What a year it’s been! Who could have guessed, as we staggered blearily into January 2020, that a nasty little virus possibly bred of bats by way of pangolins would turn our whole world upside down.
City centres emptied. People wore masks. Entire aisles of tinned food and loo roll mysteriously vanished from our supermarket shelves. Working from home was the interim normal. We all forgot what cash had been. Planes vanished from our skies. Tachometers had little to do. Birds sang. People clapped, sang, and banged tin cans. Deer, boar and goats roamed our roads at random. Stuff like that, basically.
Meanwhile, the world of insurance braced, like everyone else, for the impact of inexactly defined Brexit opportunities. There was much talk of blue passports and green cards. There was a deal of fuss over whether businesses should be compensated by their insurers for having been interrupted by the pandemic – as all too many of them this year most certainly were.
The chronic uncertainty that’s so much a feature of twenty-first-century life was massively amplified on multiple fronts by BrexCovid Syndrome, while Donald J. Trump’s de facto abolition of the broad grouping of conventions, norms and expectations previously united under the banner of reality, somehow seeped over here, and one person’s truth became ever less distinguishable from another person’s fiction.

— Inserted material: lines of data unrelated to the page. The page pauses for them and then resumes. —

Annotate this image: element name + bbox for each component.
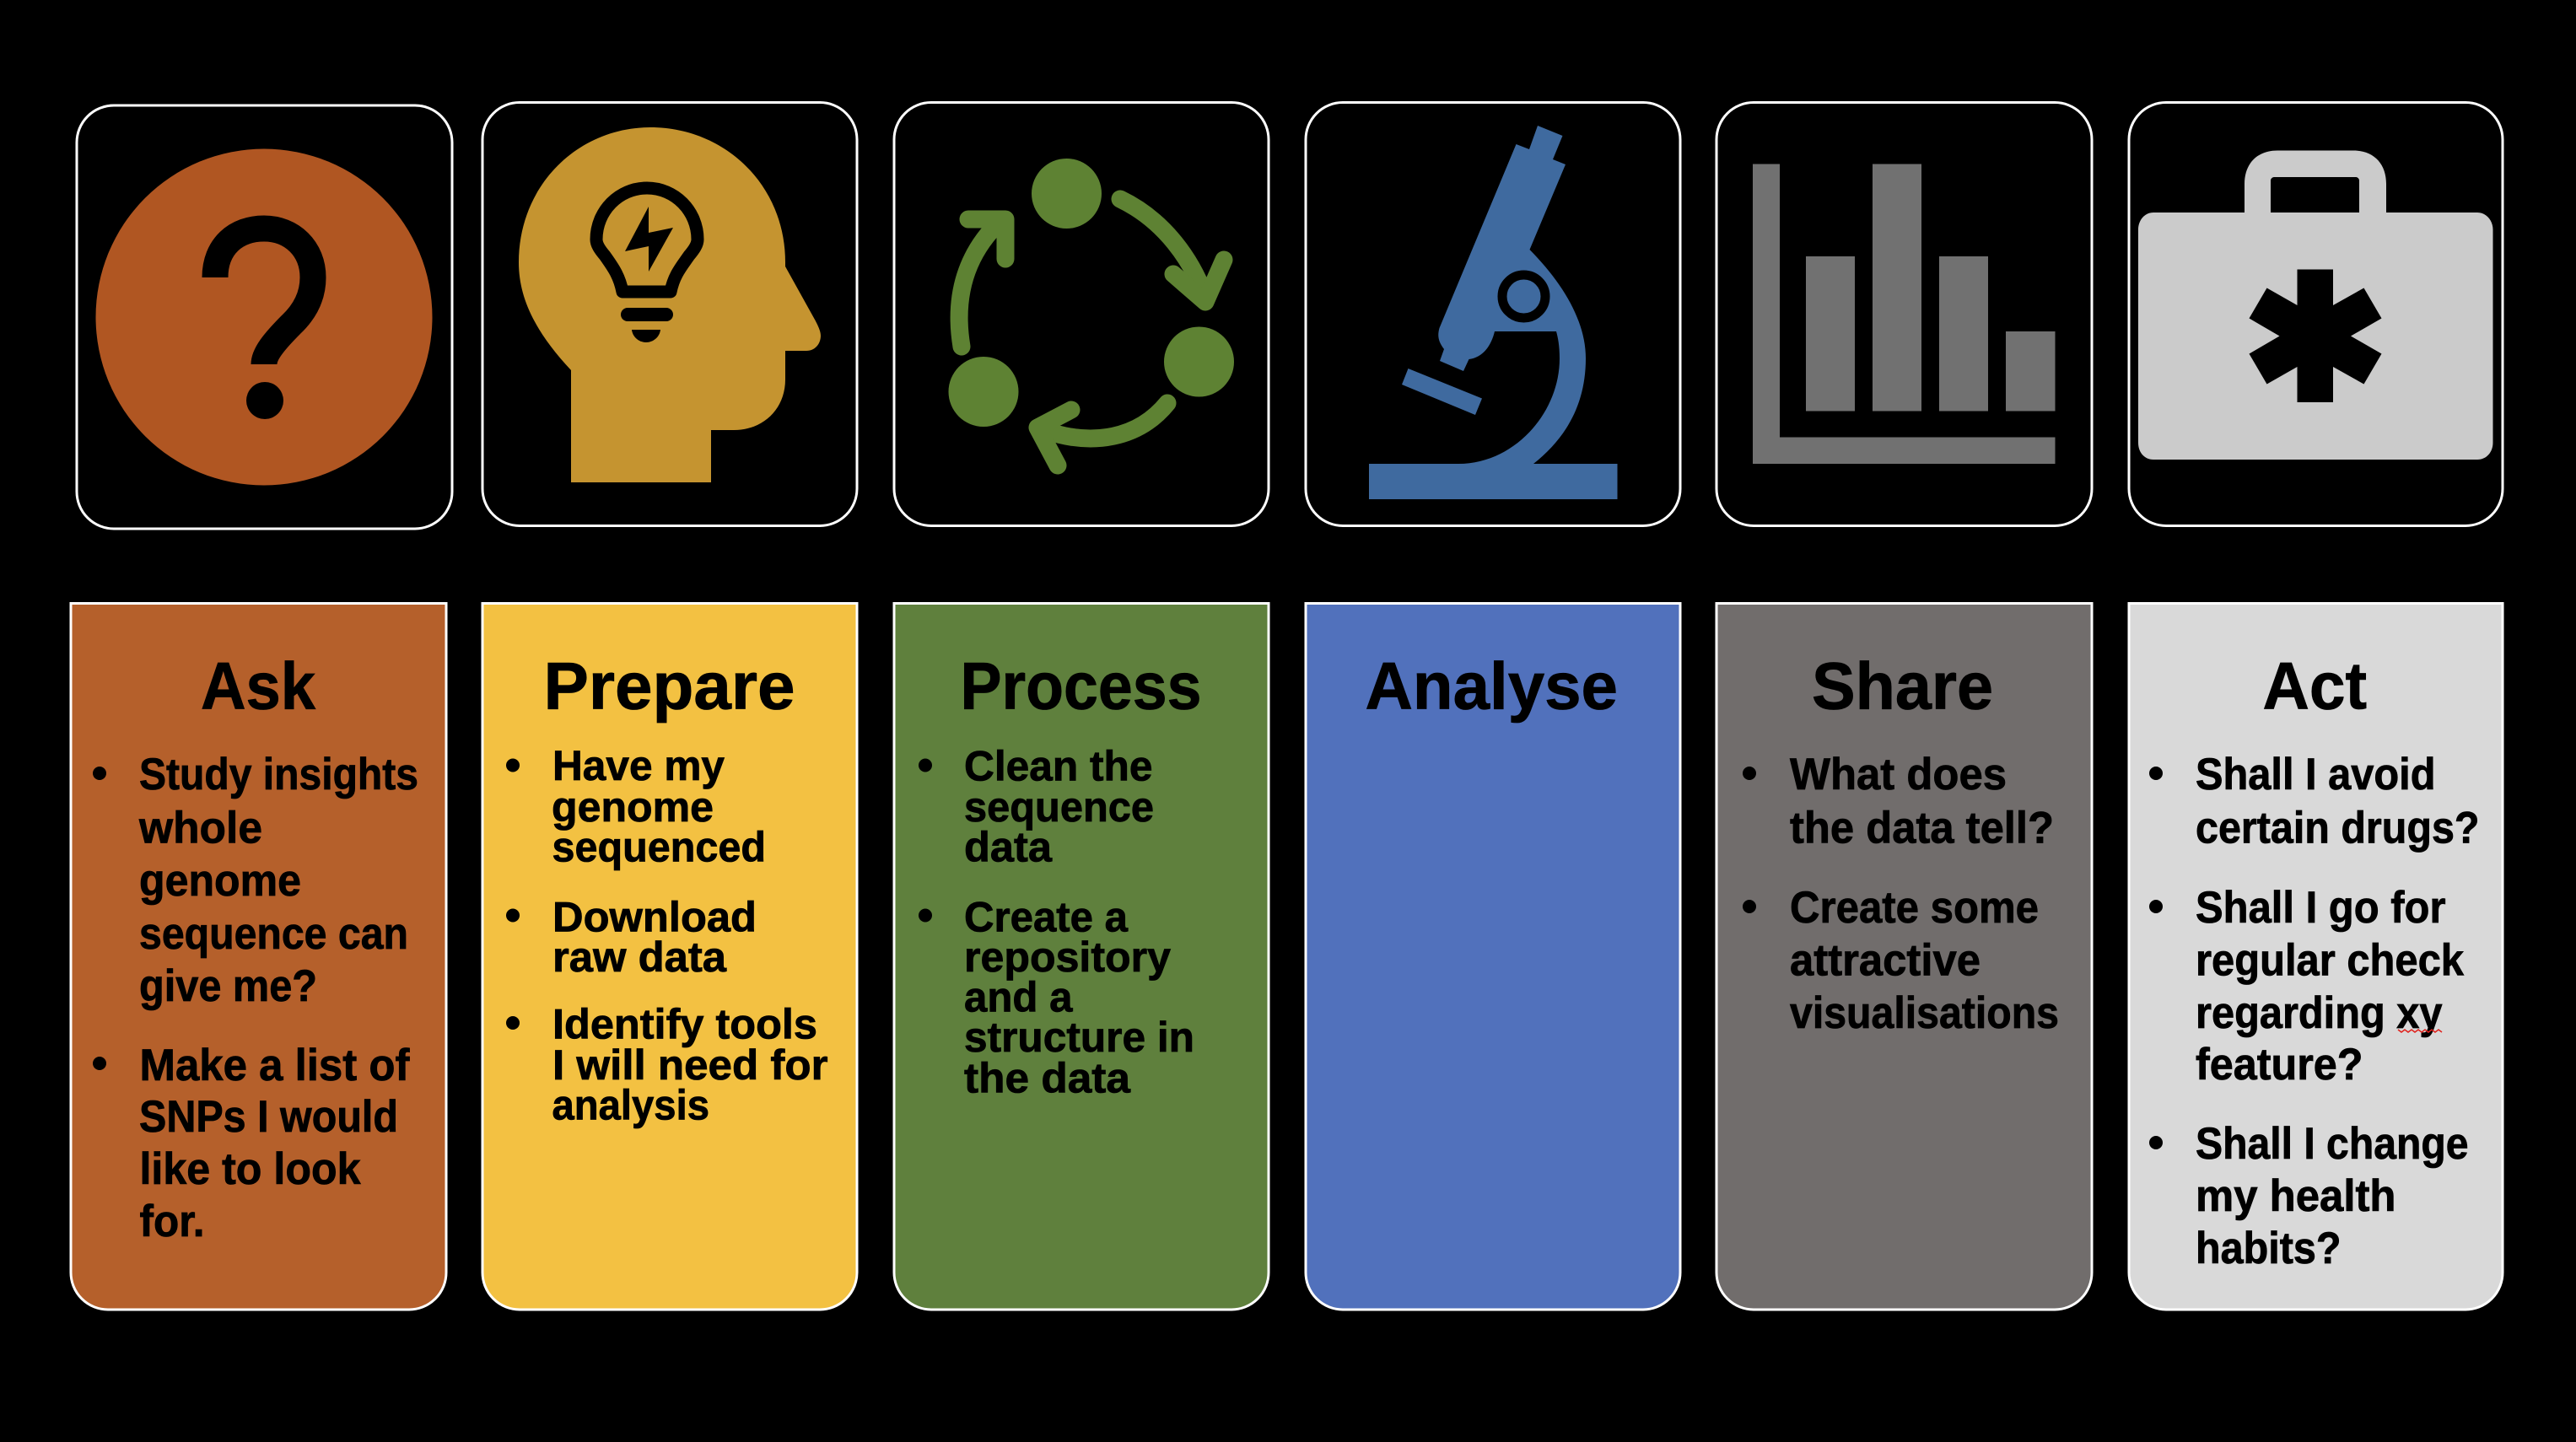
bullet list: Ask: for. (140, 1197, 204, 1246)
icon card: question mark (77, 105, 452, 529)
icon: three circles with cycle arrows (948, 159, 1234, 465)
bullet list: Process: and a (964, 973, 1074, 1020)
bullet list: Process: repository (964, 934, 1171, 981)
bullet list: Act (2149, 750, 2480, 1273)
bullet list: Prepare: genome (552, 783, 714, 831)
heading: Share: Share (1812, 648, 1993, 724)
icon: head with light bulb (519, 127, 821, 482)
bullet list: Act: Shall I change (2196, 1119, 2468, 1169)
icon: question mark in circle (96, 148, 432, 486)
bullet list: Prepare: raw data (552, 934, 727, 981)
bullet list: Ask: Study insights (139, 750, 418, 799)
icon: bar chart (1753, 164, 2055, 464)
icon card: head with light bulb (482, 103, 857, 526)
bullet list: Share: the data tell? (1790, 803, 2054, 853)
bullet list: Process: sequence (964, 783, 1154, 831)
bullet list: Process: Create a (964, 894, 1129, 941)
bullet list: Process: structure in (964, 1014, 1194, 1061)
panel: Analyse (1306, 604, 1680, 1310)
heading: Prepare: Prepare (543, 648, 795, 724)
icon: microscope (1369, 126, 1618, 499)
heading: Analyse: Analyse (1365, 648, 1618, 724)
bullet list: Prepare: sequenced (552, 823, 766, 870)
bullet list: Share: attractive (1790, 936, 1981, 985)
icon card: medical kit (2129, 103, 2503, 526)
panel: Process (894, 604, 1269, 1310)
bullet list: Ask (93, 750, 418, 1246)
bullet list: Share (1743, 750, 2059, 1038)
bullet list: Prepare: I will need for (552, 1041, 828, 1089)
heading: Process: Process (960, 648, 1201, 724)
bullet list: Act: my health (2196, 1171, 2395, 1221)
bullet list: Prepare: Have my (552, 742, 725, 789)
icon card: bar chart (1716, 103, 2092, 526)
bullet list: Prepare: analysis (552, 1081, 709, 1128)
bullet list: Ask: sequence can (139, 909, 408, 959)
panel: Ask (71, 604, 446, 1310)
bullet list: Ask: like to look (140, 1144, 361, 1194)
bullet list: Ask: Make a list of (140, 1041, 410, 1090)
bullet list: Act: certain drugs? (2196, 803, 2480, 853)
bullet list: Prepare (506, 742, 828, 1128)
bullet list: Prepare: Identify tools (552, 1000, 817, 1047)
icon card: microscope (1306, 103, 1680, 526)
bullet list: Act: habits? (2196, 1224, 2342, 1273)
bullet list: Ask: give me? (139, 961, 317, 1011)
bullet list: Share: Create some (1790, 883, 2039, 933)
bullet list: Process: Clean the (964, 742, 1152, 789)
bullet list: Act: feature? (2196, 1040, 2363, 1090)
icon: medical kit (2138, 150, 2493, 460)
bullet list: Ask: SNPs I would (139, 1092, 398, 1142)
bullet list: Ask: whole (138, 803, 262, 853)
bullet list: Act: Shall I avoid (2196, 750, 2436, 799)
icon card: cycle (894, 103, 1269, 526)
panel: Act (2129, 604, 2503, 1310)
bullet list: Act: Shall I go for (2196, 883, 2446, 933)
panel: Prepare (482, 604, 857, 1310)
bullet list: Share: What does (1790, 750, 2007, 799)
bullet list: Process: the data (964, 1054, 1131, 1101)
bullet list: Act: regular check (2196, 936, 2464, 985)
bullet list: Process (919, 742, 1194, 1101)
panel: Share (1716, 604, 2092, 1310)
bullet list: Ask: genome (139, 856, 301, 906)
heading: Ask: Ask (201, 648, 316, 724)
bullet list: Prepare: Download (552, 894, 757, 941)
bullet list: Share: visualisations (1790, 988, 2059, 1038)
bullet list: Process: data (964, 823, 1053, 870)
bullet list: Act: regarding xy (2196, 988, 2443, 1038)
heading: Act: Act (2262, 648, 2367, 724)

Humans joined soups, shoddy paint jobs, and sunburned skin in acquiring the ability to bubble (verb, intransitive). Furlough was another word that everyone starting using a lot. But furloughing wasn’t for everyone. Many, sadly, simply lost their jobs. Insurance people duly girded their loins against the inevitable tide of excess risk associated with such times: more theft, more fraud, more dubious claims – all trends that tend to fuel claims inflation, and with it the prospect of premium hikes – a not altogether unwelcome one, admittedly, for a motor insurance market in which rates have fallen markedly this year.
It’s been a year of expectations raised then dashed again, and again. Here at Bankstone News, if not yet fully stoical, we’re mostly resigned in a weary sort of way to keeping in check our natural exuberance and patiently holding out for better times to come. Which surely they will. On which happy note, may we simply say: have as Merry a Christmas as you possibly can, and the happiest New Year achievable under the circumstances. Stay safe. Stay strong. Stay home if you can.